Joseph M. Keegin takes stock of Fred Moten and Stefano Harney’s The Undercommons: Fugitive Planning and Black Study:

Moten’s ongoing ­project is an effort to develop an “aesthetics of the black radical tradition” by drawing on pop culture and the vernacular of black life as well as left-wing revolutionary thought and high academic critical theory. But he is perhaps best known for The Undercommons, a polemic against the neoliberal university and in support of the unauthorized vernacular intellectual work that takes place on its margins, co-written with European Graduate School professor (and Harvard classmate) Stefano Harney. As the story goes, the book became an underground classic by being shared around faculty ­lounges and beneath grad school seminar tables, a kind of twenty-first-century American samizdat. At the heart of its critique is the idea of “fugitivity,” a term borrowed from professors Stephen Best and Saidiya Hartman. To exist in fugitivity is to be unsettled, unmoored, cut adrift—to pass quietly from port to metaphorical port out of sight of sovereign actors who might wish your internment, or worse. It is to conspire by lamplight with fellow outlaws and thieves, to share a bunk with exiles and mutineers, to form a loose society of solidarity with rogues and runaways who move in the darkened corners of the world. And in their existence on the ­fringes of traditional ­channels of power and authority, denied the protections of law and public morality, fugitives must write the maxims they live by as they go. Like jazz musicians, freestyle rappers, and critical theorists, they must improvise.

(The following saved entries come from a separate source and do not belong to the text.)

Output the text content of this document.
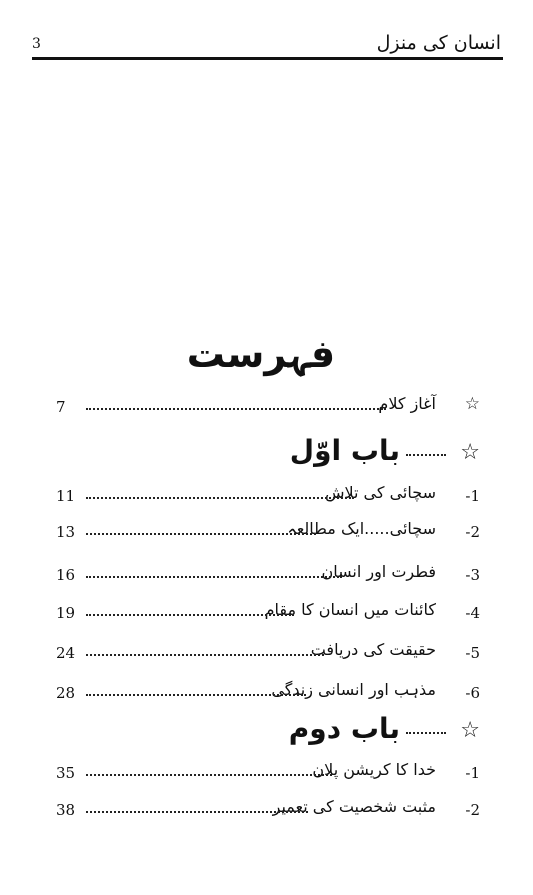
انسان کی منزل
3
فہرست
☆
آغاز کلام
7
☆
باب اوّل
-1
سچائی کی تلاش
11
-2
سچائی.....ایک مطالعہ
13
-3
فطرت اور انسان
16
-4
کائنات میں انسان کا مقام
19
-5
حقیقت کی دریافت
24
-6
مذہب اور انسانی زندگی
28
☆
باب دوم
-1
خدا کا کریشن پلان
35
-2
مثبت شخصیت کی تعمیر
38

Elon Musk is a gamer, and video games, Jimmy Soni argues, are the key to understanding his approach to technology and business:

Young Musk was no casual weekend gamer. His earliest commercial success came in 1984, when, at the age of twelve, he wrote and sold the code for a game called Blastar for $500 to the magazine PC and Office Technology. “In this game you have to destroy an alien space freighter,” the listing noted, “which is carrying deadly Hydrogen Bombs and Status Beam Machines. This game makes good use of sprites and animation, and in this sense makes the listing worth reading.” “E.R. Musk” published the game’s dozens of lines of code for the Commodore Vic 20 platform, a Spectravideo home computer whose eight-bit model had debuted the year prior. Musk and his younger brother, Kimbal, planned to open a video-game arcade close to their school, but their need for a city permit ultimately reportedly put a pin in the plan.